Artificial intelligence is poised to move cardiology beyond episodic care toward continuous, context-aware management. Next-generation twins will assimilate edge-collected wearables, in-hospital monitors and omics profiles through federated learning, enabling models that learn securely across institutions. Medical LLMs fine-tuned on cardiology corpora will function as conversational co-pilots, translating complex physiological patterns into clinician-ready insights and patient-friendly guidance. Closed-loop AI agents, integrated with implantable and smart drug-delivery systems, promise autonomous titration of therapies and rapid response to arrhythmia or ischemic events.

Realizing this vision will require interoperable data standards, privacy-preserving architectures, scalable cloud-edge hybrids and rigorous multi-center trials with hard cardiovascular endpoints.
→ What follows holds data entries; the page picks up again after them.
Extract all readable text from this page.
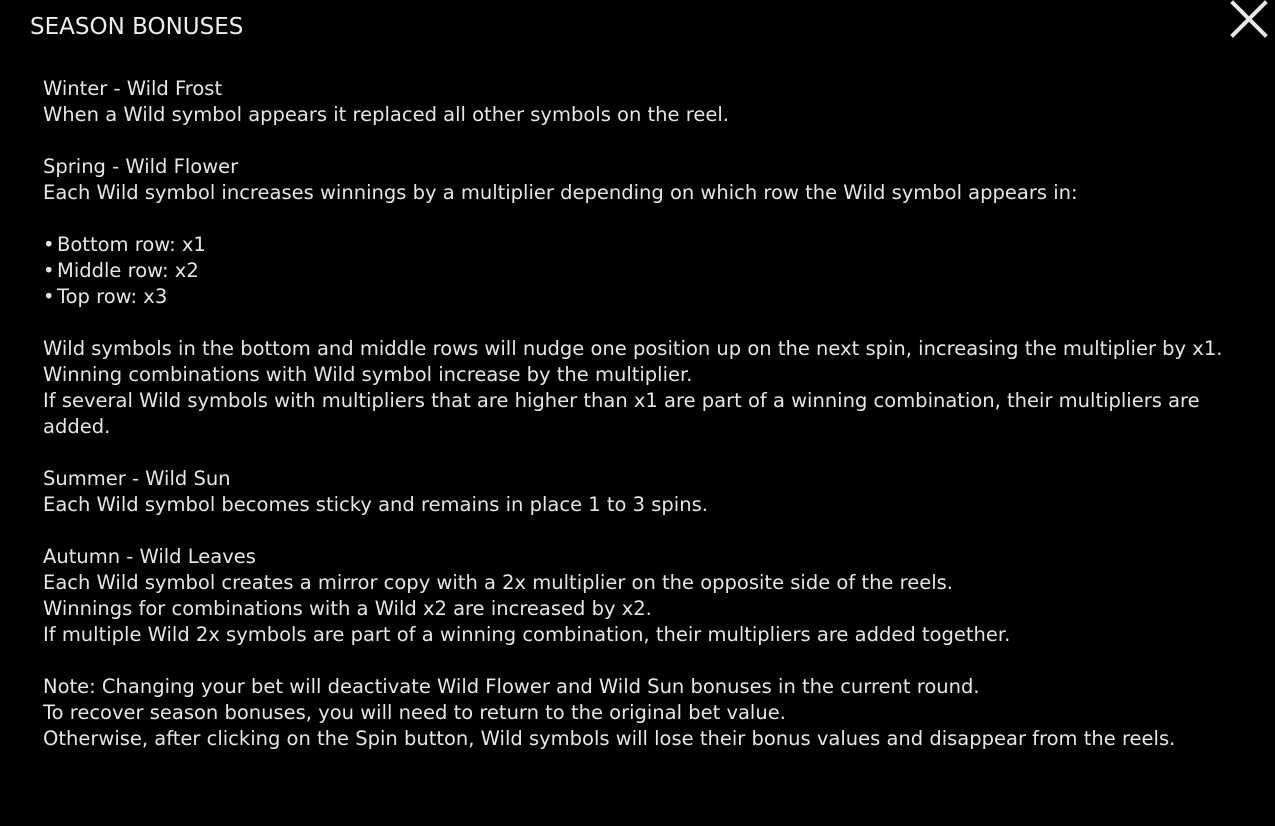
SEASON BONUSES

Winter - Wild Frost

When a Wild symbol appears it replaced all other symbols on the reel.

Spring - Wild Flower

Each Wild symbol increases winnings by a multiplier depending on which row the Wild symbol appears in:

• Bottom row: x1
• Middle row: x2
• Top row: x3

Wild symbols in the bottom and middle rows will nudge one position up on the next spin, increasing the multiplier by x1.

Winning combinations with Wild symbol increase by the multiplier.

If several Wild symbols with multipliers that are higher than x1 are part of a winning combination, their multipliers are added.

Summer - Wild Sun

Each Wild symbol becomes sticky and remains in place 1 to 3 spins.

Autumn - Wild Leaves

Each Wild symbol creates a mirror copy with a 2x multiplier on the opposite side of the reels.

Winnings for combinations with a Wild x2 are increased by x2.

If multiple Wild 2x symbols are part of a winning combination, their multipliers are added together.

Note: Changing your bet will deactivate Wild Flower and Wild Sun bonuses in the current round.

To recover season bonuses, you will need to return to the original bet value.

Otherwise, after clicking on the Spin button, Wild symbols will lose their bonus values and disappear from the reels.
Regulatory sandboxes should allow iterative validation of adaptive algorithms, while ethical frameworks must address algorithmic bias, data sovereignty and patient consent. Interdisciplinary consortia—uniting engineers, clinicians, data scientists, regulators and ethicists—are essential to translate digital twins into trustworthy, clinically effective tools. If these technical, regulatory and societal gaps are bridged, AI-driven cardiovascular twins could usher in a new era of proactive, personalized heart-health management and substantially reduce the global burden of cardiovascular disease.